Afganistan’da olaylar şaşırtıcı bir hızla gelişiyor. Amerikan askerlerinin çekilişi tasarlanandan daha hızlı ilerlemekte. Saldırılarının başarısı karşısında Taliban bile şaşkınlığa düşmüş durumda, ele geçirdiği bölgeleri nasıl yöneteceğini kestirmeye çalışıyor. Türkiye ise Kabil Havaalanının güvenliğini sağlamayı üstlenmek için müzakerelere devam ediyor. Bazıları müzakerelerin karmaşıklığını şaşırtıcı bulabilir, ne de olsa söz konusu olan sadece bir havaalanı. Fakat Afganistan’da her iş biraz karışık, basit diye nitelenecek herhangi bir mesele yok gibi. Denize çıkışı olmayan bir ülke olduğundan, Kabil havaalanını kontrol eden, uygulamada bu ülkeye erişimi de denetimi altına almış oluyor. Türkiye nasıl bir işe girişiyor ve neden?
Bu havaalanı neden Afganistan için bu kadar kritik bir tesis olarak görülüyor?
Burada üzerinde durmamız gereken nokta ülkenin erişilebilirliği. ABD Afganistan’dan çekilme niyetini açıkladığı zaman, ortaya çıkan kritik soru şu oldu: Şayet Afganistan hükümeti Taliban ile bir uzlaşmaya varamazsa, Afganistan’a erişim nereden sağlanacak? Kabil Havaalanı ülkeye diplomatların, yardım heyetlerinin ve birçok malzemenin sevkedildiği bir yer. Alanın tamamen Taliban’a terk edilmesi veya güvenliğinin sağlanamaması, diplomatik misyonların Afganistan’da kalmaya razı olmaması ve Afganistan’a önemli miktarda uluslararası yardımın ulaşamaması anlamına gelecektir.

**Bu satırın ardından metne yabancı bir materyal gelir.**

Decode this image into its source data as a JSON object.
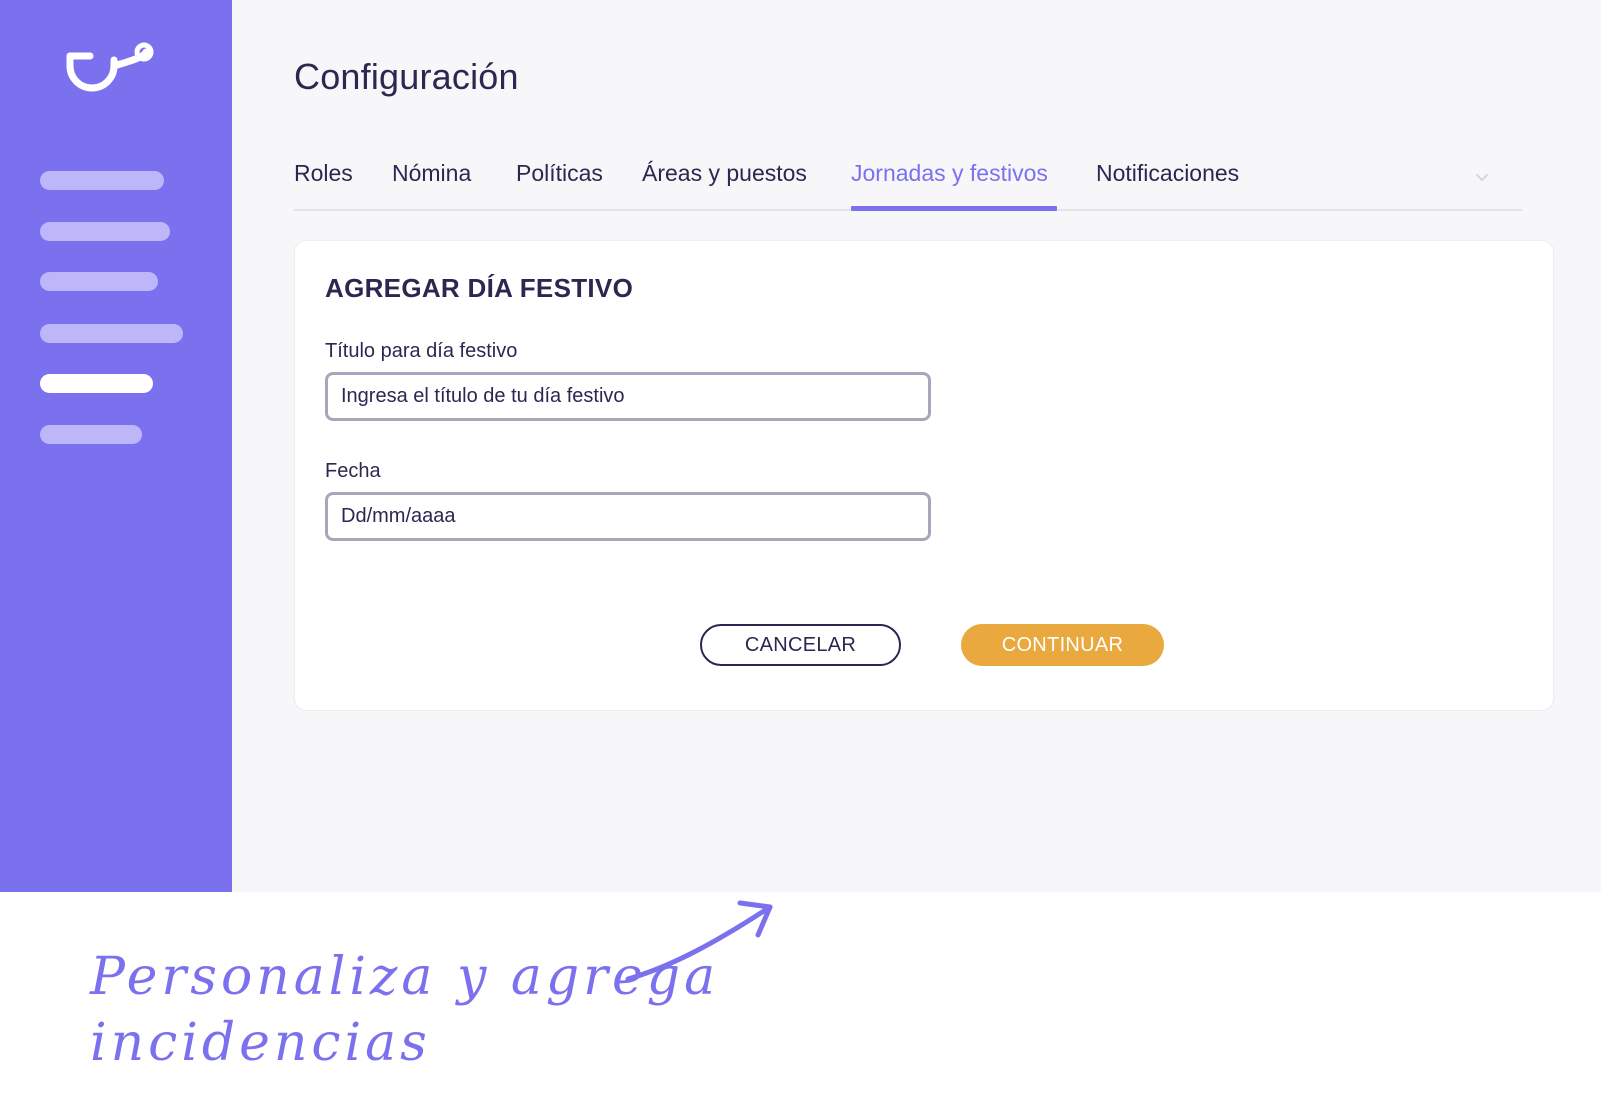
{
  "colors": {
    "sidebar": "#7b71ef",
    "accent": "#7b71ef",
    "nav_inactive": "#bdb7fa",
    "nav_active": "#ffffff",
    "primary_button": "#e9a93f",
    "text": "#2e2650"
  },
  "sidebar": {
    "logo": "app-logo-icon",
    "items": [
      {
        "name": "nav-item-1",
        "active": false
      },
      {
        "name": "nav-item-2",
        "active": false
      },
      {
        "name": "nav-item-3",
        "active": false
      },
      {
        "name": "nav-item-4",
        "active": false
      },
      {
        "name": "nav-item-5",
        "active": true
      },
      {
        "name": "nav-item-6",
        "active": false
      }
    ]
  },
  "header": {
    "title": "Configuración"
  },
  "tabs": [
    {
      "label": "Roles",
      "active": false
    },
    {
      "label": "Nómina",
      "active": false
    },
    {
      "label": "Políticas",
      "active": false
    },
    {
      "label": "Áreas y puestos",
      "active": false
    },
    {
      "label": "Jornadas y festivos",
      "active": true
    },
    {
      "label": "Notificaciones",
      "active": false
    }
  ],
  "tabs_overflow_icon": "chevron-down-icon",
  "form": {
    "title": "AGREGAR DÍA FESTIVO",
    "holiday_title": {
      "label": "Título para día festivo",
      "placeholder": "Ingresa el título de tu día festivo",
      "value": ""
    },
    "date": {
      "label": "Fecha",
      "placeholder": "Dd/mm/aaaa",
      "value": ""
    },
    "cancel_label": "CANCELAR",
    "continue_label": "CONTINUAR"
  },
  "annotation": {
    "line1": "Personaliza y agrega",
    "line2": "incidencias",
    "icon": "arrow-icon"
  }
}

Kabil Havaalanı aslında çok geniş alana yayılmış bir tesistir. Bir bölümü sivil amaçlara tahsis edilmiş olmakla birlikte, geniş bir askeri bölgesi de bulunmaktadır. Türkiye böyle bir tesisi layıki ile savunabilecek kaynağa sahip midir?
Türkiye, havaalanının güvenliğini ancak taraflar arasında bu görevi yapması üzerinde bir anlaşmaya varılabilirse, sağlayabilir. Bu, gerek Afganistan hükümetinin gerek Taliban’ın görevin Türklere verilmesi üzerinde anlaşmasını gerektiriyor. Aynı zamanda, Afganistan’da rolü olan başta ABD ve NATO olmak üzere diğer aktörlerin de Türk birliklerine siyasi, lojistik ve maddi destek vermeyi kabullenmesini zorunlu kılıyor. Eğer Türkiye’nin yanında başka ülkenin askeri de bulunursa, görev uluslarası bir nitelik kazanmış olur. Türkiye görevin ifâsında tek başına kalacak olursa, çok zor bir duruma düşer çünkü bu göreve tahsis edebileceği personel ve kaynaklar kısıtlı olduğu gibi, Türk askeri diğer bazı ülkelerdeki bir dizi çatışmada da görev yapmaktadır.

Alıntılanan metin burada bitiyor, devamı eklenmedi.